In Nigeria, AI developments did not go untold, with the Honourable Minister of Communication, Innovation and Digital Economy, Dr Bosun Tijani, spearheading the development of a national AI strategy. In the same vein of using AI solutions to address national development priorities, Nigeria signed an MoU with the Gates Foundation to host one of the AI Scaling Hub (AISH) locations in Africa – anchored at Lagos Business School (LBS).
AI as a productivity multiplier
In Nigeria’s business landscape, AI is viewed through the lens of individual applications such as chatbots for customer service or automated credit scoring. However, the true economic opportunity lies in scaling. For AI to move the needle on Nigeria’s gross domestic product (GDP), it must transition from fragmented pilot solutions to a national utility immersed across developmental sectors.
The AISH is designed to be the engine room of this transition. By leveraging LBS’s position at the intersection of academic rigour and private-sector leadership, the Hub serves as a neutral ground where supply (tech innovators), demand (industry leaders), and policy (regulators and policymakers) converge to build a coherent ecosystem.
The Lagos Business School advantage
As the host of the Nigeria AI Scaling Hub, Lagos Business School provides more than just a physical location. It provides the governance framework and ethical oversight for high-stakes AI deployment. In sectors such as healthcare and financial services, the right to play is underpinned by trust. LBS ensures that, as we scale AI, we do so with models that are transparent, auditable, and aligned with global and local governance standards.
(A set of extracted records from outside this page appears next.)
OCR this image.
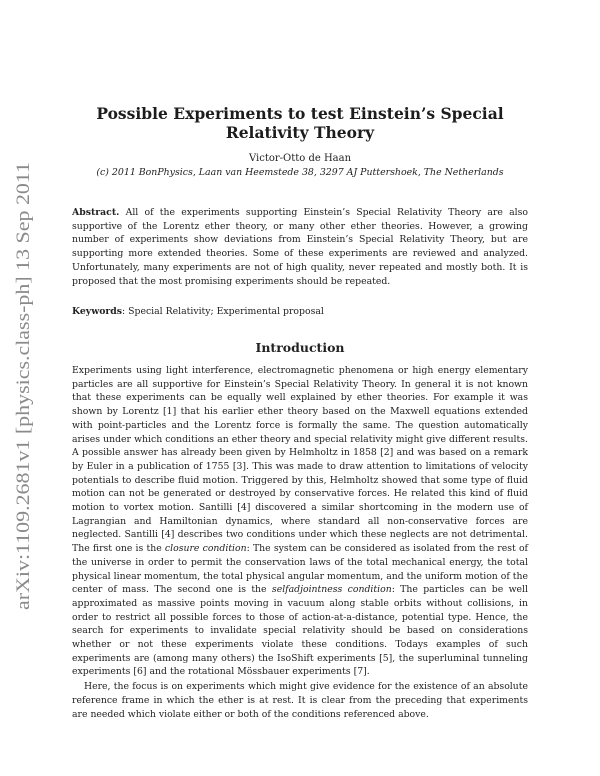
arXiv:1109.2681v1 [physics.class-ph] 13 Sep 2011
Possible Experiments to test Einstein’s Special
Relativity Theory
Victor-Otto de Haan
(c) 2011 BonPhysics, Laan van Heemstede 38, 3297 AJ Puttershoek, The Netherlands
Abstract. All of the experiments supporting Einstein’s Special Relativity Theory are also supportive of the Lorentz ether theory, or many other ether theories. However, a growing number of experiments show deviations from Einstein’s Special Relativity Theory, but are supporting more extended theories. Some of these experiments are reviewed and analyzed. Unfortunately, many experiments are not of high quality, never repeated and mostly both. It is proposed that the most promising experiments should be repeated.
Keywords: Special Relativity; Experimental proposal
Introduction

Experiments using light interference, electromagnetic phenomena or high energy elementary particles are all supportive for Einstein’s Special Relativity Theory. In general it is not known that these experiments can be equally well explained by ether theories. For example it was shown by Lorentz [1] that his earlier ether theory based on the Maxwell equations extended with point-particles and the Lorentz force is formally the same. The question automatically arises under which conditions an ether theory and special relativity might give different results. A possible answer has already been given by Helmholtz in 1858 [2] and was based on a remark by Euler in a publication of 1755 [3]. This was made to draw attention to limitations of velocity potentials to describe fluid motion. Triggered by this, Helmholtz showed that some type of fluid motion can not be generated or destroyed by conservative forces. He related this kind of fluid motion to vortex motion. Santilli [4] discovered a similar shortcoming in the modern use of Lagrangian and Hamiltonian dynamics, where standard all non-conservative forces are neglected. Santilli [4] describes two conditions under which these neglects are not detrimental. The first one is the closure condition: The system can be considered as isolated from the rest of the universe in order to permit the conservation laws of the total mechanical energy, the total physical linear momentum, the total physical angular momentum, and the uniform motion of the center of mass. The second one is the selfadjointness condition: The particles can be well approximated as massive points moving in vacuum along stable orbits without collisions, in order to restrict all possible forces to those of action-at-a-distance, potential type. Hence, the search for experiments to invalidate special relativity should be based on considerations whether or not these experiments violate these conditions. Todays examples of such experiments are (among many others) the IsoShift experiments [5], the superluminal tunneling experiments [6] and the rotational Mössbauer experiments [7].

Here, the focus is on experiments which might give evidence for the existence of an absolute reference frame in which the ether is at rest. It is clear from the preceding that experiments are needed which violate either or both of the conditions referenced above.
The Hub’s mandate is intentionally targeted at sectors that define the Nigerian experience, such as agriculture, healthcare, education, and government services. For example, in agriculture, the Hub can facilitate the transition from subsistence to precision farming by providing AI-ready soil and weather data to AgTech innovators. In education, it can support teacher-facing responsibilities by automating administrative tasks, allowing educators to focus on lesson planning and mentorship. In healthcare, it can create regulatory and technical pathways for doctor- or health worker-facing diagnostic or screening tools to be validated and deployed safely.
Furthermore, under the AI Collective initiative, LBS plays a critical role in training the next generation of AI-literate leaders across the public and private sectors and in ensuring that leadership capacity exists to manage the disruptive potential of these technologies.
Addressing the infrastructure bottleneck
The most significant contribution of the AISH will be its focus not just on AI, but also on the foundational digital public infrastructure (DPI) stack alongside sectoral equivalents – pedagogical (education), clinical (healthcare), agrifood (agriculture), governance (government), and trust and inclusion (financial services). Our research indicates that the primary barrier to scaling AI in Nigeria isn’t a lack of talent, but a lack of “system-facing” rails.
Be it a national soil registry for agriculture or a federated health data exchange for healthcare, these infrastructure layers are the “digital roads” upon which AI agents travel. The AISH is committed to building these rails alongside AI solutions (AI + DPI), ensuring that local innovators can plug into verified national data streams, reducing innovation costs and accelerating time-to-market for AgTech, EdTech, and HealthTech startups. Working with partners such as Data Science Nigeria, the AISH will have access to voice and language (African Voices) datasets relevant to Nigerian contexts.
A call to strategic action
In global climes where computing power and data are becoming the new “oil”, Nigeria cannot afford to be a passive consumer. The Nigeria AI Scaling Hub is our strategic response to the global AI divide. By hosting local compute clusters and curating indigenous datasets, the AISH ensures that our AI models speak our languages, understand our nuances, and serve our unique developmental goals. We are securing our technological sovereignty.
The Nigeria AI Scaling Hub is more than just a research centre; it is a commitment to a future where technology is not a luxury but a utility for shared prosperity. By aligning the interests of government, academia (led by institutions like Lagos Business School), and the private sector, we are not just preparing for an AI-driven world – we are building it, and they will come.